Après que Volkswagen soit devenu le numéro en Europe, Piëch souhaite également devenir numéro un dans le monde. Et c’est ce qui est arrivé.

Frau Ursula

Heureux en business, malheureux en amour. Ferdinand Piëch s’est marié quatre fois, dont une fois avec sa cousine et la dernière fois en 1984 avec l’Autrichienne Ursula Plasser. En 1982, la jeune femme blonde (née en 1956) entre au service de la famille pour s’occuper des enfants et conquiert le coeur du père de famille. Le couple a trois enfants, ce qui porte le nombre de fils et filles de l’entrepreneur à douze.

Ferdinand Piëch et son épouse Ursula Plasser
Ferdinand Piëch et son épouse Ursula Plasser© AFP

Dans les médias, rien ne filtre sur les noms, la profession ou la vie privée des enfants Piëch pour la simple raison que quiconque porte atteinte à leur vie privée, se heurte à Ferdinand en personne et ses avocats. Et généralement, cela se termine mal.

En revanche, Frau Ursula a déjà fait couler beaucoup d’encre, et généralement au sens positif.

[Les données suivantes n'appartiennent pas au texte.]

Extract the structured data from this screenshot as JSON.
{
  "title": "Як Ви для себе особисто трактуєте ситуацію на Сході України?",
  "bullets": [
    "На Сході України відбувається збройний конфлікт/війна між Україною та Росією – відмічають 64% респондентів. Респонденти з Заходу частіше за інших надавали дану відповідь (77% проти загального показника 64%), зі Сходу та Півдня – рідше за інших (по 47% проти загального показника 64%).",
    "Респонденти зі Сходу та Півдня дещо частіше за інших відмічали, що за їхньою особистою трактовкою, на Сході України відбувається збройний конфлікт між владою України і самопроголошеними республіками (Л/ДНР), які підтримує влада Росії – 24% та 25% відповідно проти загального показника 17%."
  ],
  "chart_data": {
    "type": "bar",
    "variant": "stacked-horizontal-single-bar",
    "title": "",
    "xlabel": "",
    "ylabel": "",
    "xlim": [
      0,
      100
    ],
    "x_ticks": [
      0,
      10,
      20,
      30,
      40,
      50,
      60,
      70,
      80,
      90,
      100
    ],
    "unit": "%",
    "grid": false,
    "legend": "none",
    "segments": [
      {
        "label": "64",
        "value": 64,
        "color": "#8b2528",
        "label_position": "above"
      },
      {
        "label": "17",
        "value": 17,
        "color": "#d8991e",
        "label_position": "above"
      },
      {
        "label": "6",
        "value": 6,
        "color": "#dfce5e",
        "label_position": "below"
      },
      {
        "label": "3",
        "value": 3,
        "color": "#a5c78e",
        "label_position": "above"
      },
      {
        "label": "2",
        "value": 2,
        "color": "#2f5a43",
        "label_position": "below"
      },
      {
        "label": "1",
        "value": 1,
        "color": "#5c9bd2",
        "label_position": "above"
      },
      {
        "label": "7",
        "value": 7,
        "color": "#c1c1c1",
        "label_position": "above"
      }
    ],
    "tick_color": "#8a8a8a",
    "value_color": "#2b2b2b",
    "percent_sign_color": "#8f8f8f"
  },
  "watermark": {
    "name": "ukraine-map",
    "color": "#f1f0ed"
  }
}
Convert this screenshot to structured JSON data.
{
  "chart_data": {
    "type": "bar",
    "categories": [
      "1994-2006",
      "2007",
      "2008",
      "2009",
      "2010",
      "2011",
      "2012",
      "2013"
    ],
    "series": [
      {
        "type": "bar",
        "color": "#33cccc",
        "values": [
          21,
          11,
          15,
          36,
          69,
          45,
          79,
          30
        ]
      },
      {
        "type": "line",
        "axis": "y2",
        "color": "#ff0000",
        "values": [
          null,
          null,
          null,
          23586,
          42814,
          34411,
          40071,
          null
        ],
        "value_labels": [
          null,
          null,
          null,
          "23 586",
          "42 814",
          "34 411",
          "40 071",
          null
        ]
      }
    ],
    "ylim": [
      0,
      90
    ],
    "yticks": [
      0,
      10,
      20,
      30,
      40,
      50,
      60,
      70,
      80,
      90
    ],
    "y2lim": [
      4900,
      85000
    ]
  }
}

Elle est la femme de confiance de son époux et intervient régulièrement comme conseillère. Il est plus que probable que la décision de vendre les actions VW vienne d’elle. Après le décès de son mari, ce sera probablement elle qui sera chargée des deux fondations dans lesquelles le patriarche a placé ses milliards – à condition qu’elle ne se remarie pas. C’est ce qu’a décidé Ferdinand le Tout-Puissant, qui entrera dans l’histoire comme l’un des managers automobiles les plus influents de ces cinquante dernières années. Il ne porte pas le nom de famille Porsche, mais il est sans aucun doute le descendant le plus authentique de Ferdinand Ier.